Grant Rice was scheduled to be at a cruising altitude of 35,000 feet when the decision was announced, headed to coach in an all-star basketball game in Charlotte, N.C., high above sea level as the seemingly endless recruitment of Shabazz Muhammad came to an end.
“I think everyone involved is going to be really happy when it’s over and Shabazz can take the step towards playing at the next level,” the Bishop Gorman High coach said Tuesday evening. “Maybe I will get off my flight, check the Internet and be surprised at where he’s going.”
All intrigue officially ended Wednesday, when Muhammad before a nationally televised audience announced he would attend UCLA.
The Bishop Gorman player chose the Bruins over Kentucky and Duke, which undoubtedly will point many back to a CBSSports.com story from February, which reported that “industry sources claimed for more than a year that Muhammad would almost certainly land at UCLA because adidas is heavily invested in Muhammad through his AAU team and that the Bruins are one of the shoe company’s flagship programs.”
Muhammad’s sister, professional tennis player Asia, has a contract with adidas.
In the end, adidas won out over those from Nike.
Or, as one college coach tweeted immediately following the announcement, “Wow. Shabazz Muhammad to UCLA. Three stripes and Kentucky’s out!”
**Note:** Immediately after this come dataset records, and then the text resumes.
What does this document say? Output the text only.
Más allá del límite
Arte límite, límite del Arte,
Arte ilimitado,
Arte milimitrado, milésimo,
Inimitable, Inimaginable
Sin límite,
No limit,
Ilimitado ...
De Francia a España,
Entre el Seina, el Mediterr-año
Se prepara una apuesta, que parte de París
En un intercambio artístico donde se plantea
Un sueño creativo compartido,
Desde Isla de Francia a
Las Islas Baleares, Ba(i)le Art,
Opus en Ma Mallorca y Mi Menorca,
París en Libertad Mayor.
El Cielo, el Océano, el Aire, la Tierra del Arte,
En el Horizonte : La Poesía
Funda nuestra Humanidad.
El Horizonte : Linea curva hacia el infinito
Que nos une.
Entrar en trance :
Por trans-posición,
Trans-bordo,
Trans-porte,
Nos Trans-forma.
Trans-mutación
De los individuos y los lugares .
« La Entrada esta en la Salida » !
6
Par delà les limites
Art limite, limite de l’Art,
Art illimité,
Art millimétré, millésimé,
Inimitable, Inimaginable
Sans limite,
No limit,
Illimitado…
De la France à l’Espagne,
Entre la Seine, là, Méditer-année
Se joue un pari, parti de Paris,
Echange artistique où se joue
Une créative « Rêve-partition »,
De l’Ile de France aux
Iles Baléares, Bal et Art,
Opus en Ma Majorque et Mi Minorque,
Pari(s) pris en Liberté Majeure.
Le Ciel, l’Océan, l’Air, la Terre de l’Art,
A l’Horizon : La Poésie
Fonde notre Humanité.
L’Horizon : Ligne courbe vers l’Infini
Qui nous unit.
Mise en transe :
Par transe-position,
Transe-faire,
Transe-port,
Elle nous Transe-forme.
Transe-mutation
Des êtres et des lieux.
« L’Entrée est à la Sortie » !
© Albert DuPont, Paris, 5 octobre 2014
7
I’m guessing Rice wasn’t all that surprised upon landing.
Admittedly, he wasn’t intimately involved in the process over the past year.
Bob Knight spoke long ago about how the role of a high school coach changed dramatically once AAU teams were formed and entourages were created and egos of top prospects grew to colossal heights as others consistently lavished praise upon them.
Rice has led the Gaels to three state championships in the past four years and annually deals with a roster of players whose college options are many.
But none has offered the intense recruiting of Muhammad, who the CBS story reported also might face a suspension to begin his college career for financial dealings in regard to recruiting visits.
“His recruitment began two to three years ago, when it became apparent Shabazz had a chance to be among the best players in the country,” Rice said. “I told the family from the beginning that I was here for them, always here for questions or advice, but that it was obviously going to be a family decision. In the last year, Shabazz and his father were really the ones dealing with everything.
“(Recruiting) and my role has definitely been different this year and not just with Shabazz. I’ll be honest. It hasn’t been real enjoyable at times. It has often seemed like a lose-lose situation, definitely tough trying to do what’s right for all the kids and steer them in the direction that’s best for each one.”
The reason sits less than 15 miles from Bishop Gorman.
Rice is brother to UNLV coach Dave Rice, and when the latter returned to his alma mater to take control of the city’s most popular sports team, many assumed it opened a direct pipeline from the Gaels to the Rebels. But those are mostly fans thinking, unable to grasp the concept of a college program’s annual needs and number of scholarships available and what constitutes a good fit for both sides. Unable to grasp reality.
The top three players from Bishop Gorman this season all went elsewhere, with Muhammad to UCLA and Ben Carter to Oregon and Rosco Allen to Stanford. The Rebels did sign Gaels center Demetris Morant.
I never for a second believed Muhammad would choose the Rebels, would follow all the hype and attention he both received and drew upon himself via Twitter to remain home and play for a Mountain West Conference school over ones that made his final three choices.
Never believed it for a second.
Never thought it was a good idea, either.
He is a terrific player, a likely one-and-done prospect headed to the NBA at this time next year. But I’m not convinced he would have been the correct fit for what Dave Rice is trying to build at UNLV, not convinced in the least that, assuming Muhammad must sit games to begin his career, adding him to an already new mix of faces who immediately will expect minutes and shots would have benefited anyone for one season.
“Being a UNLV alumni and so close to my brother, I wouldn’t be telling you the truth if I didn’t say my hope is some Bishop Gorman kids go to UNLV,” Rice said. “I’d love them to end up there, but I’m not going to put any pressure on them in my role. That’s not fair for anyone involved. UNLV is a great fit for some kids. Other kids make different decisions.”
Shabazz Muhammad made his. He wants to be a Bruin, wants to help rebuild a suddenly losing program into a national contender, wants to see if his open-court game can speed up what has become a snail of an offense.
UCLA apparently was the right fit.
Just like a brand new pair of adidas.